Looking at Gay’s record, it’s clear she plagiarized and violated the university’s honor code:

Members of the Harvard College community commit themselves to producing academic work of integrity — that is, work that adheres to the scholarly and intellectual standards of accurate attribution of sources, appropriate collection and use of data, and transparent acknowledgement of the contribution of others to their ideas, discoveries, interpretations, and conclusions. Cheating on exams or problem sets, plagiarizing or misrepresenting the ideas or language of someone else as one’s own, falsifying data, or any other instance of academic dishonesty violates the standards of our community, as well as the standards of the wider world of learning and affairs.

In the 2020-21 school year, the Crimson reported, 27 students were booted for “academic dishonesty.”

But Gay keeps a job at the once-reputable school.

Weaponized Charge

Not that Gay’s plagiarism matters to the leftist mainstream media, most notably The Associated Press. It claimed that “the threat of unearthing plagiarism, a cardinal sin in academia, [is] a possible new weapon in conservative attacks on higher education.”

Because “political foes,” not “academic peers,” revealed Gay’s literary theft, AP averred, the charges are obviously suspect:

Christopher Rufo, a conservative activist who helped orchestrate the effort, celebrated her departure as a win in his campaign against elite institutions of higher education. On X, formerly Twitter, he wrote “SCALPED,” as if Gay was a trophy of violence, invoking a gruesome practice taken up by white colonists who sought to eradicate Native Americans.

“Tomorrow, we get back to the fight,” he said on X, describing a “playbook” against institutions deemed too liberal by conservatives. His latest target: efforts to promote diversity, equity and inclusion in education and business.

“We must not stop until we have abolished DEI ideology from every institution in America,” he said. In another post, he announced a new “plagiarism hunting fund,” vowing to “expose the rot in the Ivy League and restore truth, rather than racialist ideology, as the highest principle in academic life.”

Apparently, AP is unaware that American Indians were scalping each other long before “white colonists” showed up, and that DEI has wrecked American universities.
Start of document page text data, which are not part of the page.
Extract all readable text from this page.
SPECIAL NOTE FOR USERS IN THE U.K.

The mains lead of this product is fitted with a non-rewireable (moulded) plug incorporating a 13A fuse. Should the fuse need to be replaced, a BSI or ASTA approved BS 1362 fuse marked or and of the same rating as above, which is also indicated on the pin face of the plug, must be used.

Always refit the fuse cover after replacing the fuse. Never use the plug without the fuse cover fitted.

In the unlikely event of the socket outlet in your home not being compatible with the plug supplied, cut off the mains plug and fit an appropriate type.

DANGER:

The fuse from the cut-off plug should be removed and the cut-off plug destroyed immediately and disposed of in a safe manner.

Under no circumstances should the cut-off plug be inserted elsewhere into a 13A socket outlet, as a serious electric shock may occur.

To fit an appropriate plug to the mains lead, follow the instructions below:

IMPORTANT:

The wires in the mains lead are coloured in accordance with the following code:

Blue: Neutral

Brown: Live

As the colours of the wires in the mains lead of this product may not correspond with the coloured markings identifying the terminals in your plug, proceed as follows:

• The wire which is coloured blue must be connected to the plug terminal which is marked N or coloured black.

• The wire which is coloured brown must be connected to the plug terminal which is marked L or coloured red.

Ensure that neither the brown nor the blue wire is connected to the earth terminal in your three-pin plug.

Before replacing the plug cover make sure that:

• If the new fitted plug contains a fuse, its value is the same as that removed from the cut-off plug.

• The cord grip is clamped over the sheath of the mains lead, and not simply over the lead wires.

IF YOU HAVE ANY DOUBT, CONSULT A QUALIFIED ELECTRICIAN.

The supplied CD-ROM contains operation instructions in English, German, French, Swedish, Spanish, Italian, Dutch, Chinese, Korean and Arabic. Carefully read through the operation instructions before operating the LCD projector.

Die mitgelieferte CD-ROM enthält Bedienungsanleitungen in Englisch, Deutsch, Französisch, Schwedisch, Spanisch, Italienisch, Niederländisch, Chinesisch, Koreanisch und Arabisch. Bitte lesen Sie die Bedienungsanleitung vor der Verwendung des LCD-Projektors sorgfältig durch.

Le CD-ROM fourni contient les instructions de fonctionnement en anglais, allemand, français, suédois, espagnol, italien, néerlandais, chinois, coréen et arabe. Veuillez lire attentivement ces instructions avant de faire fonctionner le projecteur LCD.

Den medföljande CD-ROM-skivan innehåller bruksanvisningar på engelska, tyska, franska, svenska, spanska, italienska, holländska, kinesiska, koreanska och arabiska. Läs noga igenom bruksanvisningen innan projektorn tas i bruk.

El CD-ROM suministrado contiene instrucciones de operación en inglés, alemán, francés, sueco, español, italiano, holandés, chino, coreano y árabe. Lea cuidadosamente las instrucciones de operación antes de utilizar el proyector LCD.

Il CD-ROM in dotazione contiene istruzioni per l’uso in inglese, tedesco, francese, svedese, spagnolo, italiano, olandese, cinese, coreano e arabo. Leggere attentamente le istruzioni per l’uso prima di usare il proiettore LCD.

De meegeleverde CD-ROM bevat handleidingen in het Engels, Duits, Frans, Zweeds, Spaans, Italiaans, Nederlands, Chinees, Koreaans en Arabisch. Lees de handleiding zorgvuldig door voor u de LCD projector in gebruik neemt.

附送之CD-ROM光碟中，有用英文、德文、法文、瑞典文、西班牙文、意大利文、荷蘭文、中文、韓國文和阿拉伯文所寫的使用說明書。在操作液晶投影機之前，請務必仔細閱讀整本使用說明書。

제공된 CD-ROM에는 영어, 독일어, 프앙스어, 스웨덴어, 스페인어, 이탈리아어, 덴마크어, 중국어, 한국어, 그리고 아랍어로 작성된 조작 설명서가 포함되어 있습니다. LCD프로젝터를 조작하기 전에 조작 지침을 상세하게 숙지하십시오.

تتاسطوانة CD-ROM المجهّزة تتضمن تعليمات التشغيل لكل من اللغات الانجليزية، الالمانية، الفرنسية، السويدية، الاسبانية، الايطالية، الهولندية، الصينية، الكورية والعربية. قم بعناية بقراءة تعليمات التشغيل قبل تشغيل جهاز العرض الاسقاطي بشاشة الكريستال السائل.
That aside, the “campaign against Gay and other Ivy League presidents” is a vast right-wing conspiracy to “remake higher education.”

A black former president of Dillard University told AP he is particularly worried that blacks must work that much harder to succeed. Walter M. Kimbrough recalled that his mother said that blacks at universities “always have to be twice, three times as good.”

Not until the 15th of AP’s 23-paragraph story do readers learn that Gay did indeed plagiarize, which the wire service happily whitewashed with the claims that Harvard exonerated her:

A review ordered by Harvard acknowledged “duplicative language” and missing quotation marks, but it concluded the errors “were not considered intentional or reckless” and didn’t rise to misconduct.

And, of course, AP found the customary leftist to craft a new narrative. Irene Mulvey, headmistress of the American Association of University Professors, said plagiarism could be “weaponized.”

“There is a right-wing political attack on higher education right now, which feels like an existential threat to the academic freedom that has made American higher education the envy of the world,” Mulvey told AP:

She worries Gay’s departure will put a new strain on college presidents. In addition to their work courting donors, policymakers and alumni, presidents are supposed to protect faculty from interference so they can research unimpeded.

“For presidents to be taken down like this, it does not bode well for academic freedom,” she said. “I think it’ll chill the climate for academic freedom. And it may make university presidents less likely to speak out against this inappropriate interference for fear of losing their jobs or being targeted.”

Yet AP, Mulvey, Harvard, and others don’t seem worried that not holding Gay the same standards as her peers and students is what President George W. Bush called “the soft bigotry of low expectations.”

Nor, apparently, do they care that the university’s Honor Code is now worthless.